Originally posted by Diarmuid
View Post
The gambling casino is not committing fraud when it opens another box of poker chips for which it paid only the cost of production (plastic discs are cheap enough.) The casino opens another such box whenever a rush of customers shows up or the old chips become worn from use.
It's not the money that matters here. Do not get distracted by the nicely colored chips. Money is but the inches on ruler, the degrees on the thermometer, by which we measure general purpose exchangeable economic capacity (GPEEC).
It is the GPEEC that matters.
Loans monetize future income streams. That is they exchange between present and future GPEEC. Banks trade in income streams, for a fee. They will trade some of the GPEEC of your future wages for present GPEEC to you. They will trade some of the GPEEC expected in a corporations future profits for present GPEEC (bonds.) They will trade a governments future tax revenue (GPEEC) streams for present GPEEC (muni's and t-bills.) The savings and investment departments of a bank trade the other way, accepting present GPEEC in exchange for future GPEEC.

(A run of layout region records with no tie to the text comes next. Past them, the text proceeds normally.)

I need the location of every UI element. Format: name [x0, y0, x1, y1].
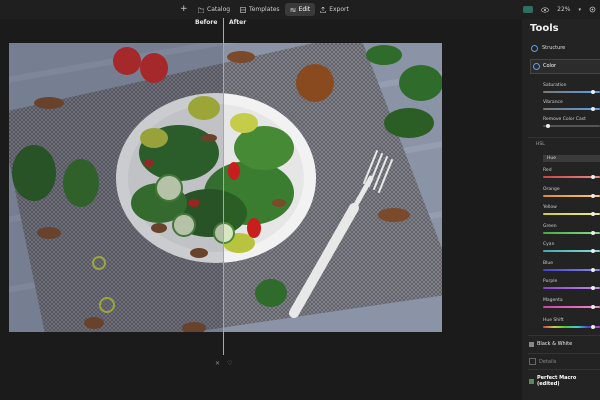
slider-label: Hue Shift: [543, 318, 564, 323]
slider-knob[interactable]: [590, 325, 595, 329]
slider-label: Purple: [543, 279, 558, 284]
slider-label: Red: [543, 168, 552, 173]
slider-knob[interactable]: [590, 193, 595, 198]
template-icon: [240, 6, 246, 13]
slider-knob[interactable]: [590, 249, 595, 253]
slider-track[interactable]: [543, 175, 600, 179]
black-white-section[interactable]: Black & White: [529, 341, 572, 347]
details-section[interactable]: Details: [529, 358, 556, 365]
slider-knob[interactable]: [590, 267, 595, 272]
preset-icon: [529, 378, 534, 384]
photo-illustration: [9, 43, 442, 332]
color-section-header[interactable]: Color: [530, 59, 600, 74]
slider-knob[interactable]: [590, 212, 595, 216]
nav-catalog[interactable]: Catalog: [193, 3, 235, 16]
edit-icon: [289, 7, 296, 12]
canvas-bottom-controls: ✕ ♡: [215, 360, 232, 367]
slider-knob[interactable]: [590, 304, 595, 309]
hue-chip-label: Hue: [547, 156, 557, 161]
slider-track[interactable]: [543, 325, 600, 329]
panel-title: Tools: [530, 23, 559, 34]
slider-label: Magenta: [543, 297, 563, 303]
after-label: After: [229, 19, 247, 26]
slider-label: Saturation: [543, 83, 567, 88]
nav-edit[interactable]: Edit: [284, 3, 316, 16]
slider-track[interactable]: [543, 124, 600, 128]
structure-label: Structure: [542, 45, 566, 51]
salad-photo: [9, 43, 442, 332]
separator: [528, 335, 600, 336]
slider-label: Cyan: [543, 242, 555, 247]
slider-label: Orange: [543, 186, 560, 192]
color-label: Color: [543, 63, 557, 69]
compare-toggle[interactable]: [523, 6, 534, 13]
top-toolbar: + Catalog Templates Edit Export 22% ▾: [0, 0, 600, 19]
slider-track[interactable]: [543, 107, 600, 111]
slider-track[interactable]: [543, 286, 600, 290]
folder-icon: [198, 7, 204, 13]
top-right-controls: 22% ▾: [523, 3, 596, 16]
tools-panel: Tools Structure Color Saturation Vibrance…: [522, 19, 600, 400]
top-nav: Catalog Templates Edit Export: [193, 3, 354, 16]
slider-label: Green: [543, 223, 557, 229]
nav-export[interactable]: Export: [315, 3, 354, 16]
nav-export-label: Export: [329, 6, 349, 13]
eye-icon[interactable]: [541, 6, 550, 13]
close-icon[interactable]: ✕: [215, 360, 220, 367]
nav-templates-label: Templates: [249, 6, 280, 13]
slider-track[interactable]: [543, 90, 600, 94]
chevron-down-icon[interactable]: ▾: [578, 7, 581, 13]
nav-edit-label: Edit: [298, 6, 311, 13]
heart-icon[interactable]: ♡: [227, 360, 232, 367]
structure-radio-icon: [531, 45, 538, 52]
slider-track[interactable]: [543, 267, 600, 272]
slider-label: Blue: [543, 260, 553, 266]
slider-knob[interactable]: [590, 175, 595, 179]
add-icon[interactable]: +: [180, 3, 188, 15]
slider-track[interactable]: [543, 249, 600, 253]
preset-section[interactable]: Perfect Macro (edited): [529, 375, 600, 387]
slider-track[interactable]: [543, 193, 600, 198]
separator: [528, 369, 600, 370]
slider-label: Yellow: [543, 205, 557, 210]
nav-templates[interactable]: Templates: [235, 3, 285, 16]
slider-label: Remove Color Cast: [543, 117, 586, 122]
export-icon: [320, 6, 326, 13]
before-label: Before: [195, 19, 218, 26]
color-radio-icon: [533, 63, 540, 70]
bw-icon: [529, 341, 534, 347]
hue-chip[interactable]: Hue: [543, 155, 600, 162]
black-white-label: Black & White: [537, 341, 573, 347]
slider-knob[interactable]: [590, 286, 595, 290]
slider-knob[interactable]: [545, 124, 550, 128]
separator: [528, 137, 600, 138]
slider-track[interactable]: [543, 230, 600, 235]
slider-label: Vibrance: [543, 100, 563, 105]
slider-track[interactable]: [543, 304, 600, 309]
details-label: Details: [539, 358, 557, 365]
preset-label: Perfect Macro (edited): [536, 375, 577, 387]
slider-knob[interactable]: [590, 230, 595, 235]
hsl-label: HSL: [536, 142, 545, 147]
image-canvas[interactable]: [0, 30, 522, 355]
slider-knob[interactable]: [590, 90, 595, 94]
details-icon: [529, 358, 536, 365]
separator: [528, 353, 600, 354]
nav-catalog-label: Catalog: [207, 6, 231, 13]
zoom-level[interactable]: 22%: [557, 6, 570, 13]
slider-knob[interactable]: [590, 107, 595, 111]
compare-divider[interactable]: [223, 18, 224, 355]
slider-track[interactable]: [543, 212, 600, 216]
gear-icon[interactable]: [589, 6, 596, 13]
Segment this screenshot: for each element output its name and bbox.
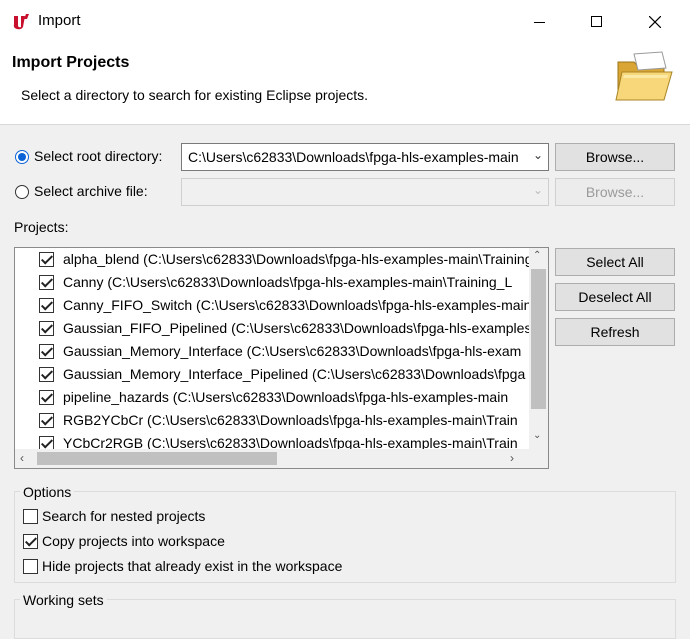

When a bank loans you $100,000 at say 5% it does not create or destroy that $100,000. Rather it exchanges future GPEEC for present GPEEC. That future GPEEC has more risk than the present GPEEC; in return for that risk they gain a secondary income stream (more future GPEEC) of $5,000.
Future GPEEC streams have more risk than present GPEEC. Both are just some amount of GPEEC, but the future capacity has more risk than the present. A bird in hand is worth two in the bush.
The coins and cash, and their equivalent credits and debits in bank accounts, are just the poker chips by which we measure GPEEC. The bank is in the business of trading GPEEC across diverse timings. A classic phrase from the Savings & Loan debacle was that S&L's were in the business of borrowing short (your savings account), lending long (your mortgage.)
Would the Western Electric (or whomever it is now) money wire service be a fraud? They charge you a fee to relocate some GPEEC from your city to some other city. At the end of the day they take in the same money they pay out, just in a different city. It is not fraud for them to charge for this. They have the expense of the telegraph wire (or whatever they use nowadays). Similarly when the bank lends money it is not fraud. The bank has the expenses of administration and of the greater risk of future GPEEC as opposed to present GPEEC. Western Electric teleports GPEEC across space; banks across time.
Money is just a measure of GPEEC.
It would be fraud to counterfeit GPEEC from materials or representations of little value. But bank lending does not do that. It teleports GPEEC across time, for a (usually quite ample) fee compensating for its administrative expenses and for the risks involved in such GPEEC teleportations of losing some of its GPEEC. It would be fraud (which fraud is likely happening at present in considerable amount) for banks to fail to deduct from their balance sheet equity the GPEEC losses encountered from loan defaults as those losses occur.